So! Today I am drinking the most perfect cuppa joe and trying to plan my day. I've done one load of laundry and after one more then I need to make more laundry soap. I also need (!) to go grocery shopping. Which I'm dreading because I am the worst at just grabbing random whatever and then getting home and realizing I have nothing I originally wanted. uggggg so I overspend. BUT! I am putting myself on a real, grown up budget starting this month. To be honest I've already blown it but am going to at least try to stick to a list at the store.

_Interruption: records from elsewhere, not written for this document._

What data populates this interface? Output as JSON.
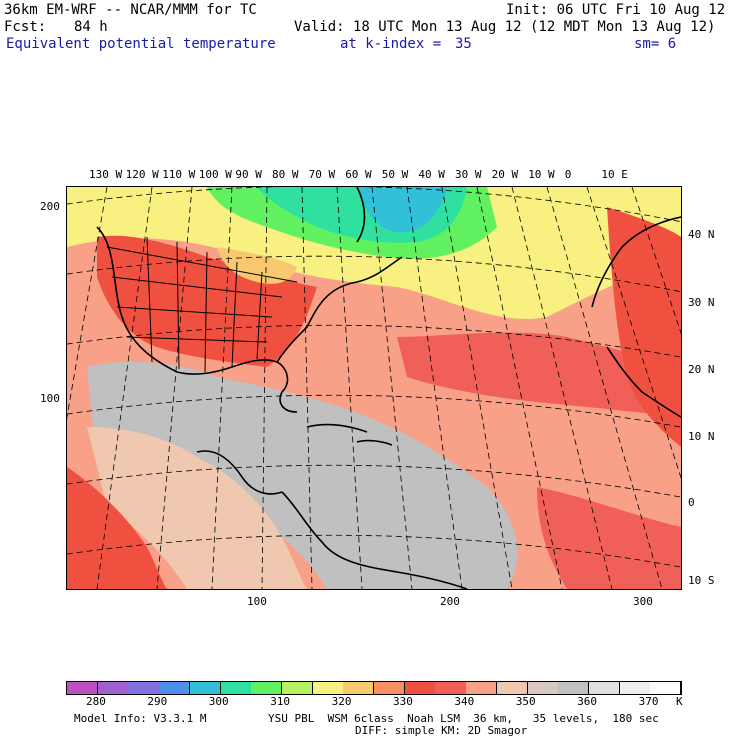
{
  "header": {
    "model_line": "36km EM-WRF -- NCAR/MMM for TC",
    "init_line": "Init: 06 UTC Fri 10 Aug 12",
    "fcst_label": "Fcst:",
    "fcst_value": "84 h",
    "valid_line": "Valid: 18 UTC Mon 13 Aug 12 (12 MDT Mon 13 Aug 12)",
    "field_name": "Equivalent potential temperature",
    "level_label": "at k-index =",
    "level_value": "35",
    "smooth": "sm= 6"
  },
  "map": {
    "lon_labels": [
      "130 W",
      "120 W",
      "110 W",
      "100 W",
      "90 W",
      "80 W",
      "70 W",
      "60 W",
      "50 W",
      "40 W",
      "30 W",
      "20 W",
      "10 W",
      "0",
      "10 E"
    ],
    "lat_labels": [
      "40 N",
      "30 N",
      "20 N",
      "10 N",
      "0",
      "10 S"
    ],
    "y_grid_labels": [
      "200",
      "100"
    ],
    "x_grid_labels": [
      "100",
      "200",
      "300"
    ]
  },
  "legend": {
    "tick_labels": [
      "280",
      "290",
      "300",
      "310",
      "320",
      "330",
      "340",
      "350",
      "360",
      "370"
    ],
    "unit": "K",
    "colors": [
      "#c050c0",
      "#a060d0",
      "#8070e0",
      "#5090e8",
      "#30c0d8",
      "#30e0a0",
      "#60f060",
      "#b8f060",
      "#f8f080",
      "#f8c870",
      "#f89060",
      "#f05040",
      "#f06058",
      "#f8a088",
      "#f0c8b0",
      "#d8c8c0",
      "#c0c0c0",
      "#e0e0e0",
      "#f0f0f0",
      "#ffffff"
    ]
  },
  "footer": {
    "model_info": "Model Info: V3.3.1 M",
    "physics": "YSU PBL  WSM 6class  Noah LSM  36 km,   35 levels,  180 sec",
    "diffusion": "DIFF: simple KM: 2D Smagor"
  }
}
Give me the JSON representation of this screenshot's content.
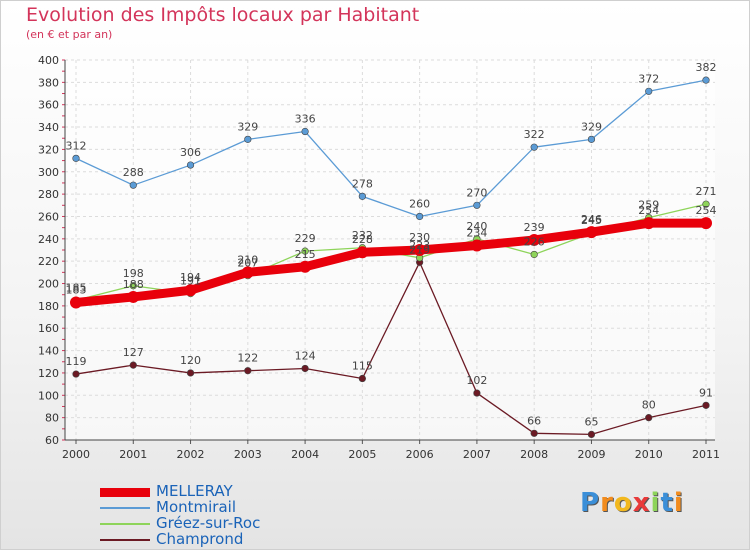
{
  "chart_data": {
    "type": "line",
    "title": "Evolution des Impôts locaux par Habitant",
    "subtitle": "(en € et par an)",
    "x": [
      "2000",
      "2001",
      "2002",
      "2003",
      "2004",
      "2005",
      "2006",
      "2007",
      "2008",
      "2009",
      "2010",
      "2011"
    ],
    "ylim": [
      60,
      400
    ],
    "yticks": [
      60,
      80,
      100,
      120,
      140,
      160,
      180,
      200,
      220,
      240,
      260,
      280,
      300,
      320,
      340,
      360,
      380,
      400
    ],
    "grid": true,
    "legend_position": "bottom-left",
    "series": [
      {
        "name": "MELLERAY",
        "color": "#e8000b",
        "values": [
          183,
          188,
          194,
          210,
          215,
          228,
          230,
          234,
          239,
          246,
          254,
          254
        ]
      },
      {
        "name": "Montmirail",
        "color": "#5b9bd5",
        "values": [
          312,
          288,
          306,
          329,
          336,
          278,
          260,
          270,
          322,
          329,
          372,
          382
        ]
      },
      {
        "name": "Gréez-sur-Roc",
        "color": "#8ed45a",
        "values": [
          185,
          198,
          191,
          207,
          229,
          232,
          223,
          240,
          226,
          245,
          259,
          271
        ]
      },
      {
        "name": "Champrond",
        "color": "#6b1a24",
        "values": [
          119,
          127,
          120,
          122,
          124,
          115,
          219,
          102,
          66,
          65,
          80,
          91
        ]
      }
    ]
  },
  "logo": {
    "letters": [
      "P",
      "r",
      "o",
      "x",
      "i",
      "t",
      "i"
    ],
    "colors": [
      "#3b8fd8",
      "#f28c1e",
      "#f2b81e",
      "#e83a3a",
      "#8ed45a",
      "#3b8fd8",
      "#f28c1e"
    ]
  }
}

I guess what I'm saying is I will also be making a shopping list today :) I made some good progress on the new quilt yesterday, at least 8-10 new squares so I will be working more on that, especially since its another gloomy overcast day. And the big decision is do I go to church? Right now I think yes. My friend Sherry's church starts at 11:15 or 30 so it's kind of the perfect time for me.

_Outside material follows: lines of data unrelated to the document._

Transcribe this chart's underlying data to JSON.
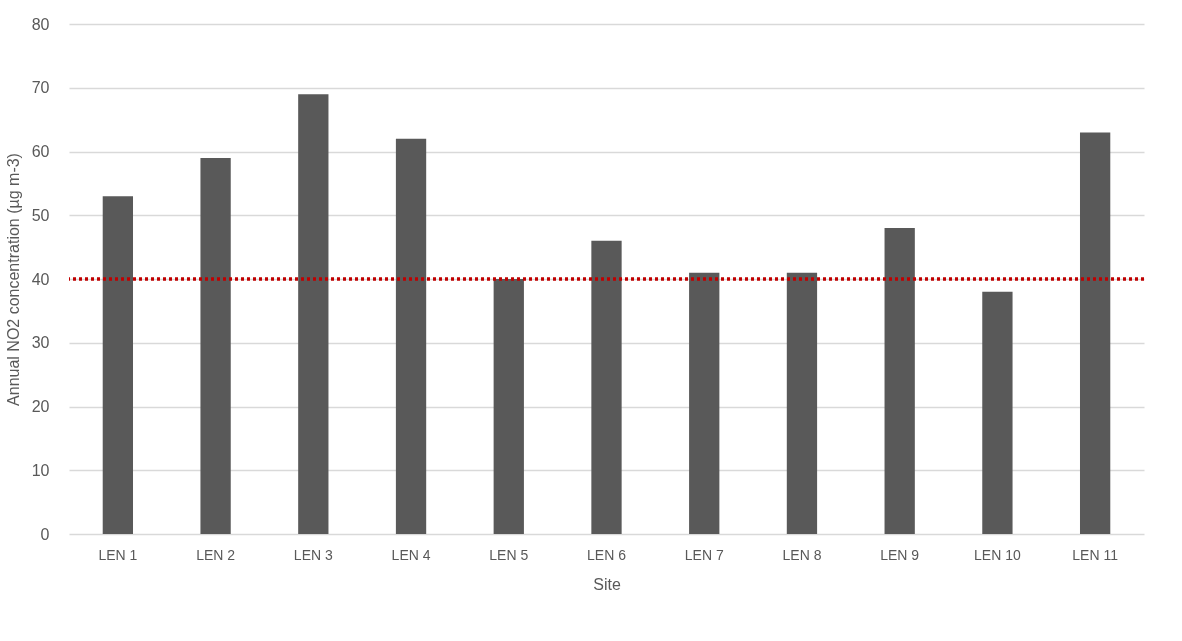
{
  "chart_data": {
    "type": "bar",
    "xlabel": "Site",
    "ylabel": "Annual NO2 concentration (µg m-3)",
    "categories": [
      "LEN 1",
      "LEN 2",
      "LEN 3",
      "LEN 4",
      "LEN 5",
      "LEN 6",
      "LEN 7",
      "LEN 8",
      "LEN 9",
      "LEN 10",
      "LEN 11"
    ],
    "values": [
      53,
      59,
      69,
      62,
      40,
      46,
      41,
      41,
      48,
      38,
      63
    ],
    "color": "#595959",
    "ylim": [
      0,
      80
    ],
    "yticks": [
      0,
      10,
      20,
      30,
      40,
      50,
      60,
      70,
      80
    ],
    "grid": "y",
    "ref_lines": [
      {
        "axis": "y",
        "value": 40,
        "color": "#c00000",
        "line_style": "dotted"
      }
    ]
  }
}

A little blip about emotions. We're at 11 months already, time is marching steadily on to a year April 4th. I am dreading it. Super dread, y'all. I feel like it just happened yesterday. I don't remember and I do and it's when I do that I panic. Yesterday I went to the cemetery, as I do. I know I sound crazy - but just don't you even worry about it. But I was talking to him about how I need to wean myself off of trying to go there every week. It's an hour and 15 minute drive to get there for one. Gas for two. Flowers three. and on and on of reasons. He would tell me I need to save "dough", that was his term. But, in just talking it out I came to the conclusion that I'm still just looking for him anywhere I can. I've realized he's not anywhere I'll see him - I no longer cry when I see a tall man in the store, I no longer cry when I see a truck similar to his, I've been to the old house, he's not there. So, besides the coast and the cemetery where I know there are at least a part of his ashes, I know he's no where. And I can't handle that. I don't know how to reconcile his absence. For 17 years we discussed everything and nothing. How do I go from having that someone, my best friend, my love - to nothing?
So I guess that's where I'm at. Feeling melancholy and but also content about some things. I am panicking more as the year mark approaches. I miss him so much and my heart just hurts. I look for hearts everywhere. This was my coffee drip on Friday. Heart shaped coffee drip. Scott loved coffee and me, how appropriate.